Landeshauptstadt: „Interessante Zündungen“

Auf dem Telegrafenberg wurde der sanierte „Kleine Refraktor“ eingeweiht – als Künstler-Atelier

Telegrafenberg - Der Abend ist mild, der gelb-rote Ziegelbau leuchtet in den letzten Sonnenstrahlen fast so intensiv wie die ersten herbstlich gefärbten Blätter der umstehenden Bäume, der Lärm der Stadt ist wie weggewischt: Dass der Telegrafenberg „der schönste Wissenschaftscampus auf dem Kontinent“ ist, wie Hans Joachim Schellnhuber, der Direktor des Potsdam Instituts für Klimafolgenforschung (PIK), es auf den Punkt bringt – wer wollte das in dieser magischen Stunde bestreiten. Und der traditionsreiche Forschungsstandort ist sogar wieder etwas schöner geworden: Am Freitag wurde der sanierte Photographische Refraktor, auch als „Kleiner Refraktor“ bekannt, offiziell eingeweiht. Er soll künftig als Atelier für ein Künstleraustauschprogramm genutzt werden – Arbeiten des ersten „Nutzers“, des britischen Installations-Künstlers Steven Pippin, waren bereits zu sehen.

Insgesamt 400 000 Euro flossen laut Schellnhuber in die Sanierung des 1888/1889 errichteten Refraktors neben dem PIK-Hauptgebäude. In dem Kuppelrundbau mit einem Durchmesser von sechs Metern, der bis 1969 genutzt wurde, entstanden einst Aufnahmen für die Erarbeitung einer fotografischen Himmelskarte. Zuletzt rottete er aber nur noch vor sich hin: Die Kuppel war teilweise eingestürzt, Rost fraß an der Konstruktion. 2008 konnte das Gebäude zunächst mit einer Notdachkonstruktion vor weiteren Schäden bewahrt werden. Geld dafür kam von der Deutschen Stiftung Denkmalschutz und der von ihr verwalteten Pietschker-Neese-Stiftung – sie haben auch die Sanierung des Großen Refraktors finanziert.

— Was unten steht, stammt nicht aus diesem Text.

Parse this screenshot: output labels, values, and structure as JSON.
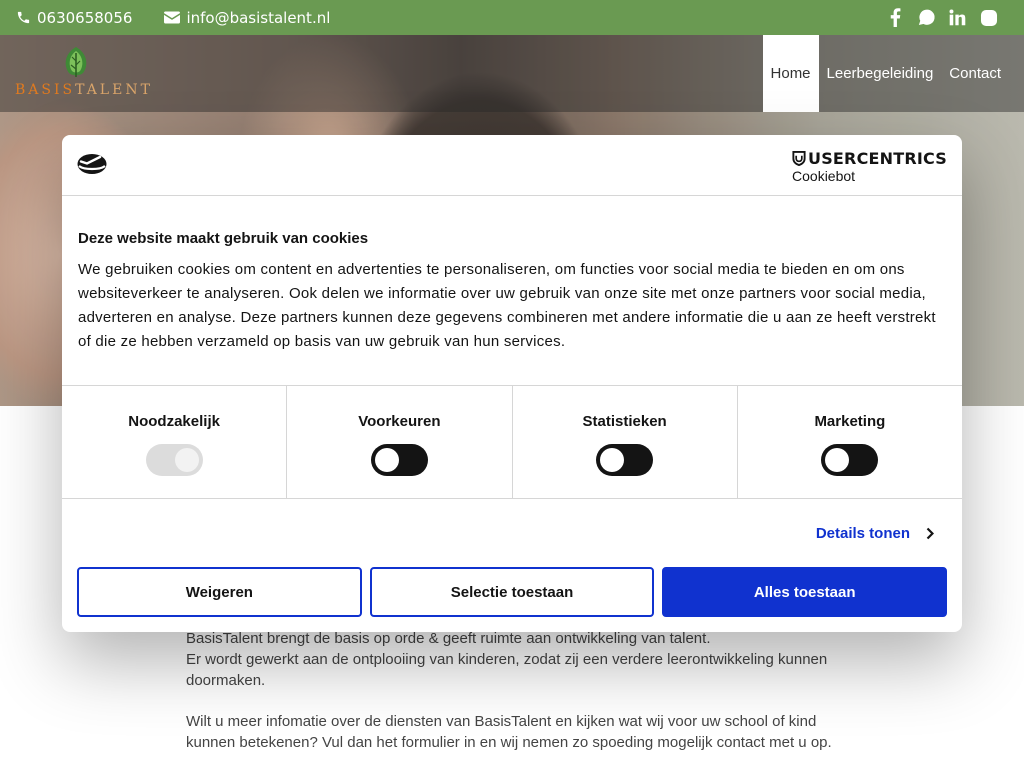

Die Restaurierung wurde schließlich mit Mitteln des Konjunkturpakets II möglich, wie der PIK-Direktor erklärte. 380 000 Euro – 75 Prozent davon zahlte der Bund, 25 Prozent das Land Brandenburg – kostete die Maßnahme. Auch der Westturm des benachbarten PIK-Hauptgebäudes konnte mit Konjunkturpaketmitteln wieder nutzbar gemacht werden, betonte Schellnhuber. Dort plant das PIK die Einrichtung eines modernen Systems für Videokonferenzen: „Das ist unser Beitrag zur CO2-Reduktion“, so Schellnhuber. Wenn die Wissenschaftler mit den Kollegen aus anderen Ländern öfter am virtuellen Tisch sitzen, seien weniger „lange, langweilige, gesundheits- und klimaschädliche Flüge“ nötig.

Künstler Steven Pippin ist allerdings ganz real aus London nach Potsdam gezogen: Zwei Monate lang war er „Artist in Residence“ und experimentierte mit einer eigens entwickelten Doppel-Kamera. Dabei werden die Aufnahmen von zwei Linsen übereinandergeschoben, wie er erklärte. Mit dem Apparat fotografierte Pippin etwa die fast symmetrischen Kolonnaden des Belvedere auf dem Pfingstberg – in zwei Richtungen. Durch die scheinbare Unschärfe hinterlässt das Bild einen irritierenden Eindruck.

Bereits in der kommenden Woche wird der zweite Künstler erwartet: der Schweizer Schriftsteller Peter Weber („Der Wettermacher“). Das Künstlerprogramm wird unter anderem von der Kulturstiftung des Bundes und vom Deutschen Akademischen Austauschdienst getragen. In ihren Arbeiten seien die Künstler „völlig freigestellt“, betonte Schellnhuber: Er erwarte „eine Reihe von interessanten Zündungen“, wenn künstlerische auf wissenschaftliche Freiheit trifft. Auch Brandenburgs Wissenschafts- und Kulturministerin Sabine Kunst (parteilos) begrüßte das Künstlerprogramm. Der angestrebte Dialog sei „wertvoll“, zeigte sich die Ministerin überzeugt: Die Erkenntnisse von Wissenschaftlern könnten in künstlerischer Form mehr Menschen erreichen. Für die Öffentlichkeit ist der Refraktor nur dann zugänglich, wenn das Atelier besetzt ist.